Balla Town Park NeighbourWood Project
Balla Town Park and Western Forestry Co-op started working on the initial application for the NeighbourWood project in spring 2015. The area of woodland for the project is 35 acres of old estate woodland that had developed in to semi natural woodland that was severely encroached by laurel, a non native invasive species that had completely choked areas of the woodland preventing any natural regeneration from occurring and making parts of the woodland completely
inaccessible. The main task was to remove this laurel and it is now completely different woodland. As new areas of the wood were being opened up, beautiful old Oak trees were being released that heretofore couldn’t be accessed, giving the woodland a new lease of life. This is important when you remember that the in early times the village of Balla was known as Ros Dairbhreach meaning “the height of the Oak wood”, so it’s great to see these beautiful tall majestic Oak trees in these woods, especially as Oak is our national tree.

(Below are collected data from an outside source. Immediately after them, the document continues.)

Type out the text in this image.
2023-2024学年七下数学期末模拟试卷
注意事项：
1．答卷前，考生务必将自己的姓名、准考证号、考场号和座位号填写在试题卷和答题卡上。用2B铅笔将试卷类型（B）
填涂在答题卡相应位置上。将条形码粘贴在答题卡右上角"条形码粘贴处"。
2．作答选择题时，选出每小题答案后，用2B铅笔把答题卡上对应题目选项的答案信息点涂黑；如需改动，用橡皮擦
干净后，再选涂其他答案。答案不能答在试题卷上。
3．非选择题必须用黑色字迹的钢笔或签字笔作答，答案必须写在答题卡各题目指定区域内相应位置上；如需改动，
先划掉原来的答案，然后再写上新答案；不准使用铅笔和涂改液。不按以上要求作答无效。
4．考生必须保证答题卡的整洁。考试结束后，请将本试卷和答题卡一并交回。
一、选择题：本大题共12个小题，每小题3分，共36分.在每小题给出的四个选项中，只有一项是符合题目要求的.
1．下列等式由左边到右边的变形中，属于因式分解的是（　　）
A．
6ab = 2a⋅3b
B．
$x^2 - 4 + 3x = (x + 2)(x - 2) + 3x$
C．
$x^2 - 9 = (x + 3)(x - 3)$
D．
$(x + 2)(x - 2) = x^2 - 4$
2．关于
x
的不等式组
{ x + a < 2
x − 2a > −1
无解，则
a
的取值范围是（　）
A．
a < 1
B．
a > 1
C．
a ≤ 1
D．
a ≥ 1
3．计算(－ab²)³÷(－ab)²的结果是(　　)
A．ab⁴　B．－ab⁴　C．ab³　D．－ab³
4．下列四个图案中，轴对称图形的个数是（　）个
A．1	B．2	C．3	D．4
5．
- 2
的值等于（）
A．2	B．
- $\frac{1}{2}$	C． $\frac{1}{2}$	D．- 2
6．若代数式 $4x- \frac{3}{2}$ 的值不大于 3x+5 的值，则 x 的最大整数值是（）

Work commenced in February 2016 and although the winter weather played havoc at times the project was completed by August 2016. Works that were completed as part of the project include:
• Planting of 3000 new trees
• Respacing in areas where the trees were growing very densely
• Stock fencing part of the woodland to protect against stock trespass
• New 4 bay Car park
• New Loop path and upgrade to existing paths
• Rowan woodland grove was created
• Picnic benches and seats along the paths
• Information signs and map
• Woodland habitat signs on the native woodland type and birds and mammals
• Bat boxes and Owl boxes
• Tree trail of 15 different trees in the woodland
• Fairy village
For anyone who has been over to the woodland it is a treasure for the town of Balla both for the present and future generations. Balla Town Park should be complimented on the management of their woods, in particular Brendan Burke who very dedicated to the woodlands.
The NeighbourWood Scheme which is funded by the Department of Agriculture, Food and the Marine, is an excellent example of a Government funded project that brings communities and woodlands together by helping to create woodland amenities for local people to use and enjoy and I would like to thank the Department of Agriculture, Food and the Marine for continuing to support this scheme which is invaluable for ensuring community woodlands survive and thrive and remain a focal point in any community, and it was a pleasure for Western Forestry Co-op to be involved with such a great project and a dedicated and passionate community organisation as Balla Town Parks.